Facile Fabrication of Tough, Low-Temperature Flexible Conductive Hydrogels via Solvent Competition-Induced Crystallization

Abstract

Traditional hydrogels face significant limitations in practical applications due to their inherent weaknesses in mechanical strength, functional versatility, and environmental stability. Here, we develop a solvent competition-induced crystallization strategy for one-step fabrication of multifunctional poly(vinyl alcohol)-poly(acrylic acid) (PVA–PAA) hydrogels. By precisely controlling the phase separation process through the differential solubility of PVA in dimethyl sulfoxide–water binary solvents and PAA-mediated regulation, we construct a hydrogen-bond-cross-linked network with uniformly distributed crystalline domains.
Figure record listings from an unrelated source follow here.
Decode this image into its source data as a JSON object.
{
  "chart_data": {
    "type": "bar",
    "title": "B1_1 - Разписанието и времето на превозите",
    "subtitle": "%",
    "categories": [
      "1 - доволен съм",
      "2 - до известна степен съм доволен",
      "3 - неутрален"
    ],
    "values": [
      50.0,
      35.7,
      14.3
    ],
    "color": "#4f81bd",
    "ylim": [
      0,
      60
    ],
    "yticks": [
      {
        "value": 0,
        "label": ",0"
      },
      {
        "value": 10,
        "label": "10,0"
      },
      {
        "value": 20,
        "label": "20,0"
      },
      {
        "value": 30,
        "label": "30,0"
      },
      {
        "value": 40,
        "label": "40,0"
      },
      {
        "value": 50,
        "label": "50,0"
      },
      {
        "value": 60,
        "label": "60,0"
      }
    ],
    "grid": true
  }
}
The resulting hydrogel exhibits exceptional mechanical properties comparable to natural rubber, including remarkable toughness (14 MJ/m³), high tensile strength (3.68 MPa), and extreme stretchability (>950%). Beyond mechanical robustness, the material demonstrates multifunctional integration, featuring intrinsic ionic conductivity (0.27 S/m) with simultaneous antibacterial efficacy (≈80% inhibition against S. aureus), cryoprotective capability for stable operation at −70 °C, and long-term moisture retention (85% after 4 days). When employed as a flexible strain sensor, the hydrogel maintains stable sensitivity (gauge factor = 1.23) across 0–500% strain, even under extreme cryogenic conditions. This study not only advances a fundamental understanding of solvent-mediated crystallization dynamics but also establishes a versatile platform for developing robust, environmentally adaptive hydrogels through a facile fabrication process, thereby addressing critical challenges in wearable electronics and biosensing technologies.